I think there are opportunities to do this today by leveraging the data we have openly available in unstructured formats through government websites (do governments put out RFPs for services- maybe we can scrape data to confirm what we see on the surveys going forward) or through government reports that consistently demonstrate with whom they contract (we can parse pdfs). There will be pitfalls, though we can be guided by the work of Matthew Salganik (See his book: Bit by Bit) and Christopher Bail for some use cases and considerations.

So back to my data collection efforts to try and understand how we view various public policy programs. This week I decided to go and grab all Twitter data containing certain public policy program references since 2017. I wrote a Python program, after getting a Twitter developer account, and then processed much of it in R. In total, I am working with about 1.8 million Tweets.

I'm curious about sentiment with respect to these programs and the Amazon HQ2 deal and I have many questions I hope to answer, so reach out if you're interested in discussing more. I'm just starting to process these data, but I thought it might be fun to make note of the most common words referenced regarding each of these programs. In the wordclouds produced with R, I cover three programs and the Amazon HQ2 example.

These are visually appealing, but don't really tell us a lot yet. The words are sized and colored by how frequently the word was referenced relative to every other word across all of the Tweets. The Build Back Better program had a much larger number of responses compared to most of the other programs (more than 1 million). These are not fully clean. In fact, they likely include some texts that have nothing to do with it because the terminology may not reflect the program but other words that were captured (Check out Opportunity Zone references to various sports teams). Thus, I have my work cut out for me- but it's an interesting start.

Word Cloud: Amazon HQ2

Word Cloud: CDBG

Word Cloud: Build Back Better

Word Cloud: Opportunity Zones

Posted on: 1-5-2022: Geospatial analyses of CDBG and HOMES data

I begin by exploring the Community Development Block Grant (CDBG) program through mapping visuals. I want to see how the funds are distributed across states and over time. The first set of maps demonstrates this for 2000-2018 across the United States. It aggregates CDBG investments within the state for each year.
*Note: Throughout I cap the CDBG and HOME investments to $5,000,000 per individual place-level investment just for display purposes. There are extreme outliers that make the visualizations less appealing. This is more about illustrating the mapping of these data than it is evaluative.
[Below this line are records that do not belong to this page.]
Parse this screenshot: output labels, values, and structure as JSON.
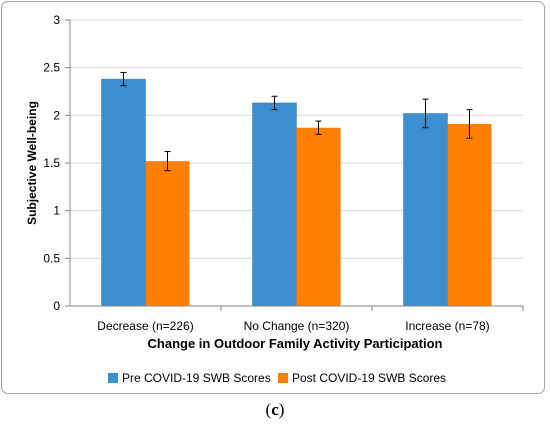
{
  "chart_data": {
    "type": "bar",
    "title": "",
    "xlabel": "Change in Outdoor Family Activity Participation",
    "ylabel": "Subjective Well-being",
    "ylim": [
      0,
      3
    ],
    "yticks": [
      "0",
      "0.5",
      "1",
      "1.5",
      "2",
      "2.5",
      "3"
    ],
    "ytick_values": [
      0,
      0.5,
      1,
      1.5,
      2,
      2.5,
      3
    ],
    "grid": true,
    "legend_position": "bottom",
    "categories": [
      "Decrease (n=226)",
      "No Change (n=320)",
      "Increase (n=78)"
    ],
    "series": [
      {
        "name": "Pre COVID-19 SWB Scores",
        "color": "#3a8fd0",
        "values": [
          2.38,
          2.13,
          2.02
        ],
        "error": [
          0.07,
          0.07,
          0.15
        ]
      },
      {
        "name": "Post COVID-19 SWB Scores",
        "color": "#ff8000",
        "values": [
          1.52,
          1.87,
          1.91
        ],
        "error": [
          0.1,
          0.07,
          0.15
        ]
      }
    ]
  },
  "caption": {
    "open": "(",
    "letter": "c",
    "close": ")"
  }
}
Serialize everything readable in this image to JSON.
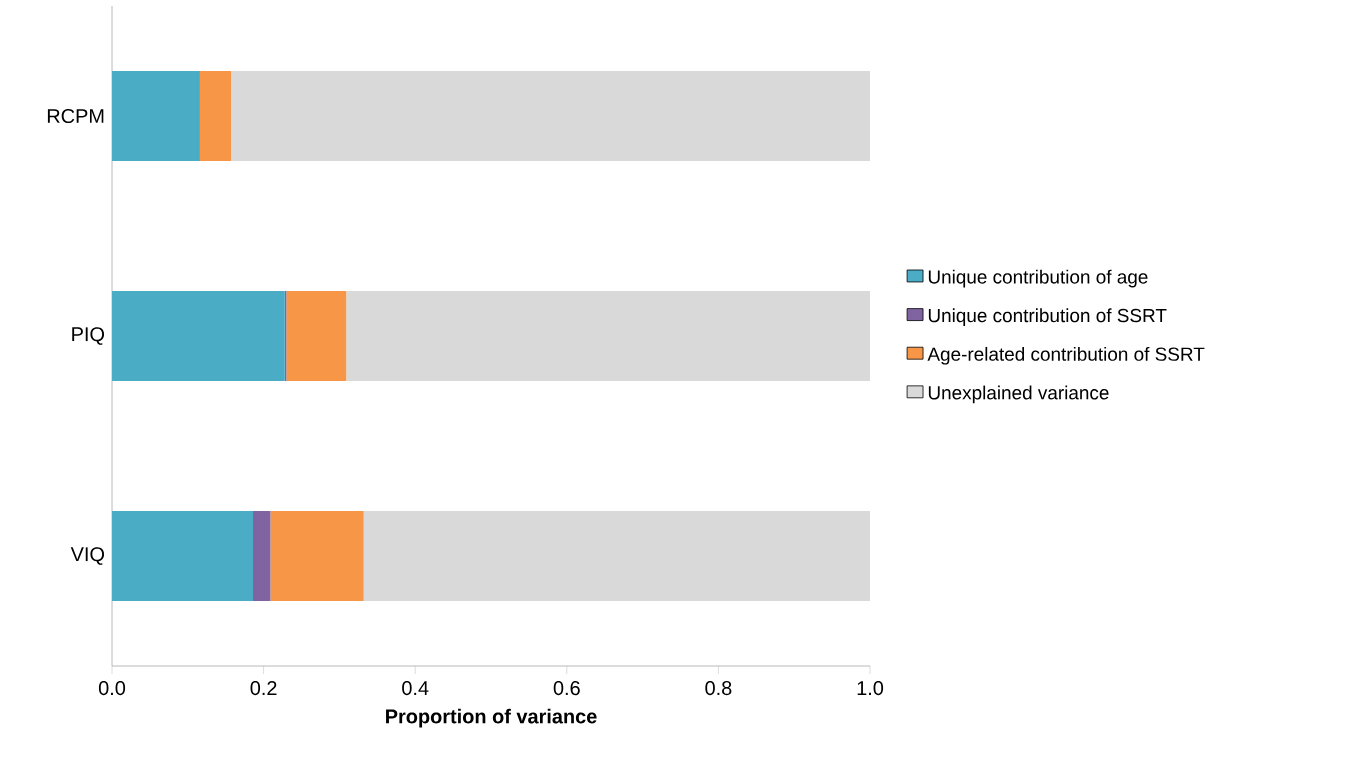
{
  "chart_data": {
    "type": "bar",
    "orientation": "horizontal",
    "stacked": true,
    "xlabel": "Proportion of variance",
    "categories": [
      "RCPM",
      "PIQ",
      "VIQ"
    ],
    "series": [
      {
        "name": "Unique contribution of age",
        "color": "#4bacc6",
        "values": [
          0.116,
          0.228,
          0.186
        ]
      },
      {
        "name": "Unique contribution of SSRT",
        "color": "#8064a2",
        "values": [
          0,
          0.002,
          0.023
        ]
      },
      {
        "name": "Age-related contribution of SSRT",
        "color": "#f79646",
        "values": [
          0.041,
          0.079,
          0.123
        ]
      },
      {
        "name": "Unexplained variance",
        "color": "#d9d9d9",
        "values": [
          0.843,
          0.691,
          0.668
        ]
      }
    ],
    "xlim": [
      0,
      1
    ],
    "xticks": [
      {
        "value": 0,
        "label": "0.0"
      },
      0.2,
      0.4,
      0.6,
      0.8,
      {
        "value": 1,
        "label": "1.0"
      }
    ],
    "grid": false,
    "legend": "right"
  }
}
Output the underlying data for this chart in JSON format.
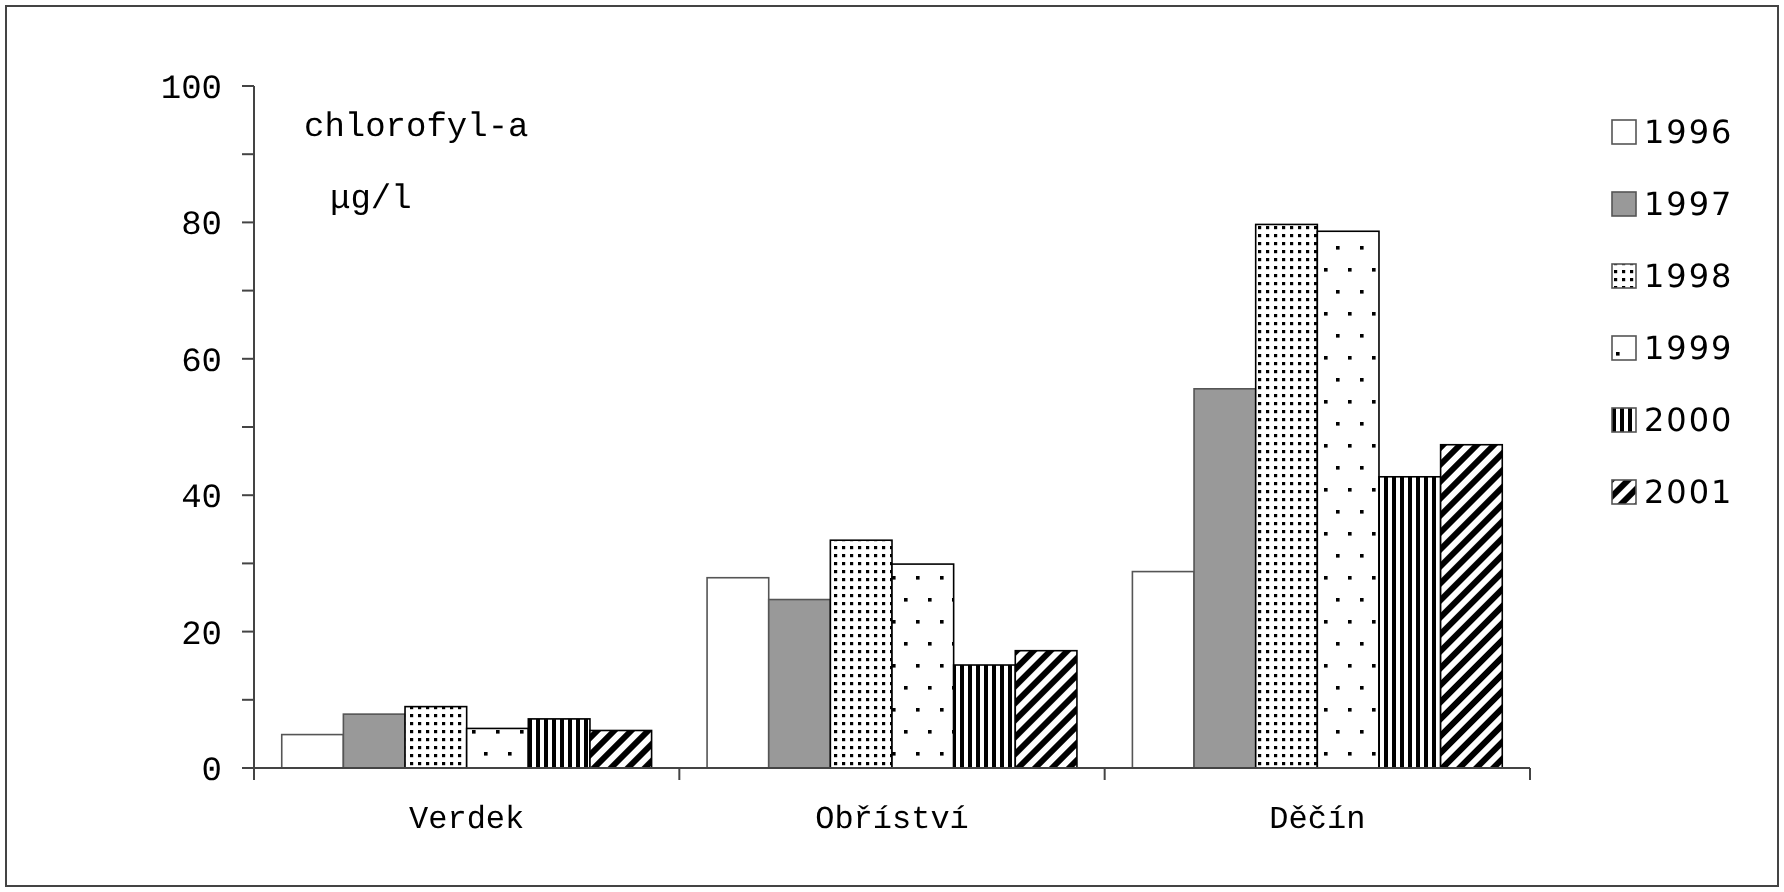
{
  "chart_data": {
    "type": "bar",
    "categories": [
      "Verdek",
      "Obříství",
      "Děčín"
    ],
    "series": [
      {
        "name": "1996",
        "color": "#ffffff",
        "values": [
          4.9,
          27.9,
          28.8
        ]
      },
      {
        "name": "1997",
        "color": "#999999",
        "values": [
          7.9,
          24.7,
          55.6
        ]
      },
      {
        "name": "1998",
        "color": "#000000",
        "values": [
          9.0,
          33.4,
          79.7
        ]
      },
      {
        "name": "1999",
        "color": "#000000",
        "values": [
          5.8,
          29.9,
          78.7
        ]
      },
      {
        "name": "2000",
        "color": "#000000",
        "values": [
          7.2,
          15.1,
          42.7
        ]
      },
      {
        "name": "2001",
        "color": "#000000",
        "values": [
          5.5,
          17.2,
          47.4
        ]
      }
    ],
    "ylim": [
      0,
      100
    ],
    "yticks": [
      0,
      {
        "value": 10,
        "label": null
      },
      20,
      {
        "value": 30,
        "label": null
      },
      40,
      {
        "value": 50,
        "label": null
      },
      60,
      {
        "value": 70,
        "label": null
      },
      80,
      {
        "value": 90,
        "label": null
      },
      100
    ],
    "annotations": [
      "chlorofyl-a",
      "μg/l"
    ],
    "legend": "right",
    "grid": false
  }
}
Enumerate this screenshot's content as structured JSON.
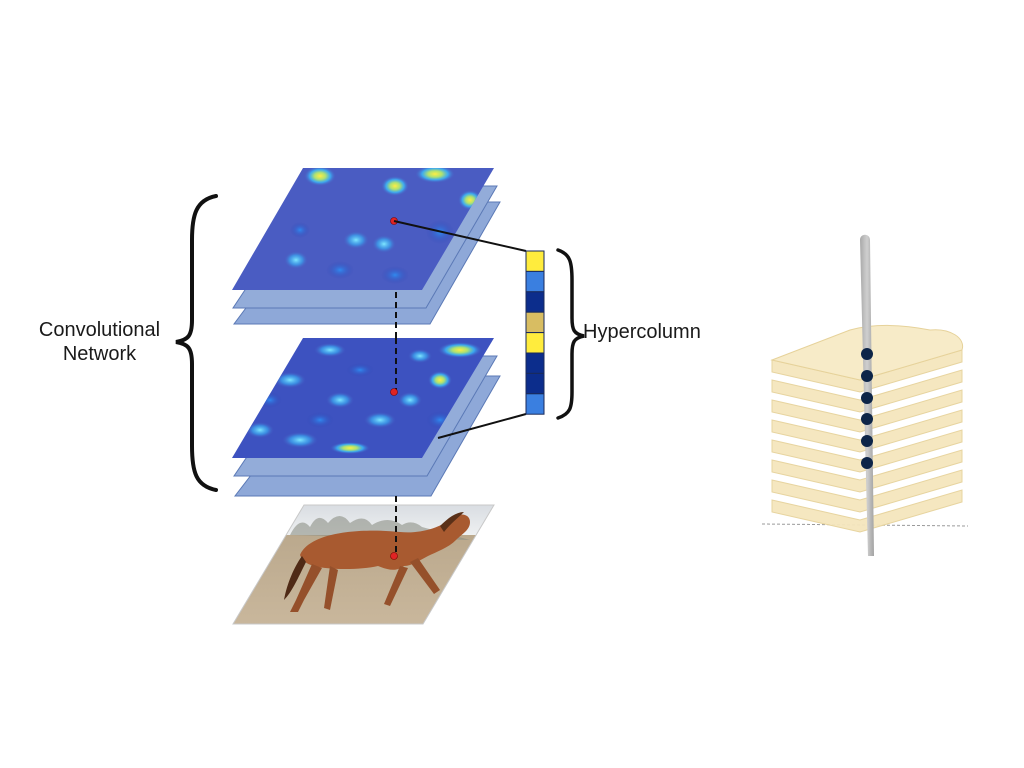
{
  "labels": {
    "network_line1": "Convolutional",
    "network_line2": "Network",
    "hypercolumn": "Hypercolumn"
  },
  "hypercolumn_cells": [
    "#ffec3d",
    "#3a7fe0",
    "#0c2d8c",
    "#d8bd62",
    "#ffec3d",
    "#0c2d8c",
    "#0c2d8c",
    "#3a7fe0"
  ],
  "colors": {
    "layer_fill": "#8ea8d8",
    "layer_stroke": "#5b79b6",
    "heatmap_base": "#4a5cc2",
    "heatmap_hot": "#ffe94a",
    "heatmap_warm": "#2fc7ff",
    "probe_dot": "#e02424",
    "bread": "#f5e6bd",
    "bread_crust": "#ead7a1",
    "skewer": "#bcbcbc",
    "skewer_dot": "#0d2548"
  },
  "icons": {
    "left_brace": "curly-brace",
    "right_brace": "curly-brace",
    "input_image": "horse-photo"
  }
}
I was pretty surprised to see how much variation there actually is over time in these funds. I want to explore the actual points (latitude and longitude) where the investments are made. I can do this using the same functionality in R and sizing the investments by dollar amount. I'm truncating the top end investments simply because the investments are very skewed.

I'm also interested in seeing the overlap with HOMES investments. This is another U.S. Department of HUD investment, so let's add that layer to the map.

While these visual maps are neat to look at, it would be preferential to be able to display some of the data in an for a particular area like Dallas County, TX. We can always start with a static map.

In this next map, I read in data from the Centers for Disease Control and Prevention (CDC) Social Vulnerability Index. This allows me to map out more and less socially distressed tracts in Dallas County, TX for 2018. I then, look at where CDBG investments are made in the County and overlay this on top of these districts.